$$f(x,y)=\frac{2^{xy}-1}{|x|+|y|}$$
I got to the conclusion that there is no limit, but I am not sure how to prove it.
$$f(x,y)=\frac{2^{xy}-1}{|x|+|y|}$$
I got to the conclusion that there is no limit, but I am not sure how to prove it.
Along the lines $\ x=0$, or $\ y=0$ the limit is zero; so the limit is zero or it doesn't exist.

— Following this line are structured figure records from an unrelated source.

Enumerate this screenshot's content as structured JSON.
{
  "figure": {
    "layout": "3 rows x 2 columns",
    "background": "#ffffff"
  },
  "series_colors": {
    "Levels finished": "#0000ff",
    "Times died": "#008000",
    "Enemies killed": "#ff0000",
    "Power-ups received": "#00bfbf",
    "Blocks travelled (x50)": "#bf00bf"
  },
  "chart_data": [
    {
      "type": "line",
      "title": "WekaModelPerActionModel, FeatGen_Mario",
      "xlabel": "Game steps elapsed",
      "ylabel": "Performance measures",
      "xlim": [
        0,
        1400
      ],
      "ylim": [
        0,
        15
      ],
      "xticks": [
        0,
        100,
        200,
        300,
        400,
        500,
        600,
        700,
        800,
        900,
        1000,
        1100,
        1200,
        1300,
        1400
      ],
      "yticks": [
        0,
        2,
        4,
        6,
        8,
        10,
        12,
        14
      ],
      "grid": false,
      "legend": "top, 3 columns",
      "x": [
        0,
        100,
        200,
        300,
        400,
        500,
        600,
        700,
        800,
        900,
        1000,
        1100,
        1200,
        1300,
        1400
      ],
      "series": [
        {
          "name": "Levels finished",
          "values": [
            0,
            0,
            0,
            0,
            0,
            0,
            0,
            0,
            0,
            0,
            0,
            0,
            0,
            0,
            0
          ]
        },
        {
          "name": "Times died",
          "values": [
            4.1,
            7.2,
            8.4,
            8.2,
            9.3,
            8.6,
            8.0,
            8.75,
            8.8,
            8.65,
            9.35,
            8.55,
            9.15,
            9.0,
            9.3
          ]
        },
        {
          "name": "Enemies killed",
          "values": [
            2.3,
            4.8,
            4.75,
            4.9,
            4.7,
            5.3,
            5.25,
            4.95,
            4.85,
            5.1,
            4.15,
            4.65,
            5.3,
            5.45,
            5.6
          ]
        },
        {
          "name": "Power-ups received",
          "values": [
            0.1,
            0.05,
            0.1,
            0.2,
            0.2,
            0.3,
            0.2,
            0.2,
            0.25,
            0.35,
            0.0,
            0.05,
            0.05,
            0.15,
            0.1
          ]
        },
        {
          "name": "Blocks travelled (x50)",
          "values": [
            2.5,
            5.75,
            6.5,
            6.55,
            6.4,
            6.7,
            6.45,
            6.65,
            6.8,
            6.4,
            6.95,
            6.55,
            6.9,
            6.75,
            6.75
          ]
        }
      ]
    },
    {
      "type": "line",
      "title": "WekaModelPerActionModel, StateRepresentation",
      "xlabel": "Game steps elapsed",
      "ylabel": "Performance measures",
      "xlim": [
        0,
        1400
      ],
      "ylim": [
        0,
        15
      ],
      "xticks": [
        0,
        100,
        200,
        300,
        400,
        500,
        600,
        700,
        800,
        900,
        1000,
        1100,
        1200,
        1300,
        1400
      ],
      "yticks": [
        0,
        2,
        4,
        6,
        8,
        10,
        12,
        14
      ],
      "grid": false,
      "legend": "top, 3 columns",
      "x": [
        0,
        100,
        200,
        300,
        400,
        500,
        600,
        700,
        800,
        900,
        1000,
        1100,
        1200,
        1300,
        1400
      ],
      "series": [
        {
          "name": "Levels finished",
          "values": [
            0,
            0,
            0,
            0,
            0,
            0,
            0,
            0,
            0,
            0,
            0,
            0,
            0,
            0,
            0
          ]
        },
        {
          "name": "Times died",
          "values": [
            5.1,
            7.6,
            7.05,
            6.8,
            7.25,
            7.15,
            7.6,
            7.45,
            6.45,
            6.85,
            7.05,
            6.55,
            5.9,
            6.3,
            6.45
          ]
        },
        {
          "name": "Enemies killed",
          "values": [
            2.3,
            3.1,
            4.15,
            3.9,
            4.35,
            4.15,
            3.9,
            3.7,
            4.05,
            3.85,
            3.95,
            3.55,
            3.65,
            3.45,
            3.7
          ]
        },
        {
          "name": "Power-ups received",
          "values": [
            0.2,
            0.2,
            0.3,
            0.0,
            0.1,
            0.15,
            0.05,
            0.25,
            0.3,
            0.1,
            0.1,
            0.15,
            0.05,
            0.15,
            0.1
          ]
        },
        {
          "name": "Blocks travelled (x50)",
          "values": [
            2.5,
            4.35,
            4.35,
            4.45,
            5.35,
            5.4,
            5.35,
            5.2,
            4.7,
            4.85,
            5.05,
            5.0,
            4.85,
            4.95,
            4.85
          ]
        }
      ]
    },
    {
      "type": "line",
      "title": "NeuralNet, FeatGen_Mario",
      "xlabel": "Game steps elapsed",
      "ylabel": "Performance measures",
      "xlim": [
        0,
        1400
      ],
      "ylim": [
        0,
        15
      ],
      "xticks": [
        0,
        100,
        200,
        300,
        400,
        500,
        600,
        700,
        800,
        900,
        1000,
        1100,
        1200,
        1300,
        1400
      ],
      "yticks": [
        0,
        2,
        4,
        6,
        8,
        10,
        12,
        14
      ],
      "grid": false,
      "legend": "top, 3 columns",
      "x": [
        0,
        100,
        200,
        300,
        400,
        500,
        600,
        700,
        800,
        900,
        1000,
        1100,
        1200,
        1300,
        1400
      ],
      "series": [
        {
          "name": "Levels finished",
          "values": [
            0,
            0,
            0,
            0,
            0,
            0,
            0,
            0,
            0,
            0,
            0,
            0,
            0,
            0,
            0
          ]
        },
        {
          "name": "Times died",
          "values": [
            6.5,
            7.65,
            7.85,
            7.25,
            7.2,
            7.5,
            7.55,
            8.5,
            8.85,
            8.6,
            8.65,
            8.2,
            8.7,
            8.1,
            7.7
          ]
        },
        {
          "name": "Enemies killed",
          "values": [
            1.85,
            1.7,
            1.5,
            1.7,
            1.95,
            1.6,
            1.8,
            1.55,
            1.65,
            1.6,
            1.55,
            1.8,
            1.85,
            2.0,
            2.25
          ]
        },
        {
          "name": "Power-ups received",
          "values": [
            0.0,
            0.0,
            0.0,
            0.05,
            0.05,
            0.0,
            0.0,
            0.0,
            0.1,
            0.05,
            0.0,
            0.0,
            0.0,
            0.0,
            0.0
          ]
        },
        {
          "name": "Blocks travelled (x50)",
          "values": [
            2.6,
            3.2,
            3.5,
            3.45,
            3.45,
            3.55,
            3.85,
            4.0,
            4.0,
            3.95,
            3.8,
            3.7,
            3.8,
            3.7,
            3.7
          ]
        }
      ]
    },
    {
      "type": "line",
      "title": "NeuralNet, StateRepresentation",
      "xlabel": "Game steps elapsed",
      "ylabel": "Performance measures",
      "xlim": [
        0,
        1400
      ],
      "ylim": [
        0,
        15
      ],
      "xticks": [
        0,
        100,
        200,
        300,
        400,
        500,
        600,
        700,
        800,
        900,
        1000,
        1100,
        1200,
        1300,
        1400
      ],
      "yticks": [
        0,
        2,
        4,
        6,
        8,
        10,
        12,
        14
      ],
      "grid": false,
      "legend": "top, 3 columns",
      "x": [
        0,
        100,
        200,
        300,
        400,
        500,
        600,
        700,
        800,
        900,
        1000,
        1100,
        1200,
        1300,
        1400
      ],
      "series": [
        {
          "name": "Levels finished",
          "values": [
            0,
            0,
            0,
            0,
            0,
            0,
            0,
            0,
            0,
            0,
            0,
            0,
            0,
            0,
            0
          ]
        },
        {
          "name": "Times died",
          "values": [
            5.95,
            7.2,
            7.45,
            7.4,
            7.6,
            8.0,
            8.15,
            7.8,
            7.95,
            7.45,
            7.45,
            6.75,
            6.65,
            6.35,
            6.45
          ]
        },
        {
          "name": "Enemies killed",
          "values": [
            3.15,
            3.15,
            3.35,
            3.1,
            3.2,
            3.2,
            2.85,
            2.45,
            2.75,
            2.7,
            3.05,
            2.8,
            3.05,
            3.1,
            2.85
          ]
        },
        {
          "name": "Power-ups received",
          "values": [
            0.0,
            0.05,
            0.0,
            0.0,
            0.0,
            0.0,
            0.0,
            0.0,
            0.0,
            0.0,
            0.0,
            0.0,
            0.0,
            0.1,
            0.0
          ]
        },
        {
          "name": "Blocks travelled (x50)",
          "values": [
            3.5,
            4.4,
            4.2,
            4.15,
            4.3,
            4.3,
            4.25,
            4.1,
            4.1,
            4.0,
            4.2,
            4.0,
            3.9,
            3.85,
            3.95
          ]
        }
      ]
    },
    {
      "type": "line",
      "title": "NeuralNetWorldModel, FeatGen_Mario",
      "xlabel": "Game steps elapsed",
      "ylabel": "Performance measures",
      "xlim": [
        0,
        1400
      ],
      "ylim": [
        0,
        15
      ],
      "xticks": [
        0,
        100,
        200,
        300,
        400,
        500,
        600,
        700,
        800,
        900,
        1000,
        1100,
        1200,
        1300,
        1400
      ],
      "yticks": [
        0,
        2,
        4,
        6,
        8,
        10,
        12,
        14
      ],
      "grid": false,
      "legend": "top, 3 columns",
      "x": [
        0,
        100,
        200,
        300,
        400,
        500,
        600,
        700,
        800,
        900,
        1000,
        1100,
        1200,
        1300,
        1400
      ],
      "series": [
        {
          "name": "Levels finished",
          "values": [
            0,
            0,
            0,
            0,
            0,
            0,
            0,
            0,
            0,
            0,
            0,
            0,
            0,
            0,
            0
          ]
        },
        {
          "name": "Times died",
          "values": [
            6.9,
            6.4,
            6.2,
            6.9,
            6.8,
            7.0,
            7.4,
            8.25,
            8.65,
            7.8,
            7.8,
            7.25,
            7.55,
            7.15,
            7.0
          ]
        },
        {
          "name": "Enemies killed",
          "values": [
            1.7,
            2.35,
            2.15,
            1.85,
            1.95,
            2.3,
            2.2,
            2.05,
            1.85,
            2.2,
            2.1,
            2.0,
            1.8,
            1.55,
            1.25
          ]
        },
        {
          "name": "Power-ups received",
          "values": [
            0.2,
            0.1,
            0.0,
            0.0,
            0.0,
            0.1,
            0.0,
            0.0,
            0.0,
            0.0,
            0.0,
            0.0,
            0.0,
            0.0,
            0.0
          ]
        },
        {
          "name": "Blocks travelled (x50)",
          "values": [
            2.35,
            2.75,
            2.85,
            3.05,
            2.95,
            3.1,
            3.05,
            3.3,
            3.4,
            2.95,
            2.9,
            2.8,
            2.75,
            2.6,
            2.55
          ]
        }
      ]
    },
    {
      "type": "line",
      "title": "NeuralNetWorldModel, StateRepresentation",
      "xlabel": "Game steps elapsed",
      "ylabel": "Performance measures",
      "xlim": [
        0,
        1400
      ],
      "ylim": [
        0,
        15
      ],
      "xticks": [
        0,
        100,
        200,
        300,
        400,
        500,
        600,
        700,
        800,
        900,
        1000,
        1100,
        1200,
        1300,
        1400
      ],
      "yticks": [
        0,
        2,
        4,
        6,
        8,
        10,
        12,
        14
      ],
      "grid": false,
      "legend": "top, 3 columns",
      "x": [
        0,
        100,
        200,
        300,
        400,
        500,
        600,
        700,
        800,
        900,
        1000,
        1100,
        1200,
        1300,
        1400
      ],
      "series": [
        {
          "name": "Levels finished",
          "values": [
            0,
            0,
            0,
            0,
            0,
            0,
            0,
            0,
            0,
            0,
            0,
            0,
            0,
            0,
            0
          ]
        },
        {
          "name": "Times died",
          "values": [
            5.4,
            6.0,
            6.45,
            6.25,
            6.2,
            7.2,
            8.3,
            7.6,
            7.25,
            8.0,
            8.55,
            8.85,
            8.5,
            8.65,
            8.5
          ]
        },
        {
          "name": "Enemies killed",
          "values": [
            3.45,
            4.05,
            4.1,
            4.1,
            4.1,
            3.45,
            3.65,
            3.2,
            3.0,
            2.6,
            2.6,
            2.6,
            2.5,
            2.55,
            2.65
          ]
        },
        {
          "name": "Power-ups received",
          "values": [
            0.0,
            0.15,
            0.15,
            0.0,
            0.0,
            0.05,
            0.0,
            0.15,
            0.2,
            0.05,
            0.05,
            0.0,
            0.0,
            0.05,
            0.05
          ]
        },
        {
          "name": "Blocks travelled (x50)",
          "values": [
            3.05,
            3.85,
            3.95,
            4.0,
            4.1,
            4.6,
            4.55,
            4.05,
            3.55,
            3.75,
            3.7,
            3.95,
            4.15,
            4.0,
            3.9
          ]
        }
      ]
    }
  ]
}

Now, in the other cases, you can write the limit in this way: $$\ \lim_{(x,y)\to(0,0)}\frac{2^{xy}-1}{|x|+|y|}=\lim_{(x,y)\to(0,0)}\frac{2^{xy}-1}{xy}\cdot \frac{xy}{|x|+|y|}=$$ $$\ =\lim_{(x,y)\to(0,0)}\ln 2\cdot \frac{xy}{|x|+|y|}$$
Where I used the known limit $\ \lim_{t\to0}\frac{a^t-1}{t}=\ln a$, for $\ a>0,$ with $\ xy=t$
And now, it is easy to show that the last limit is zero:
$$\ |\frac{xy}{|x|+|y|}|≤\frac{|xy|}{|x|}=|y|\to 0$$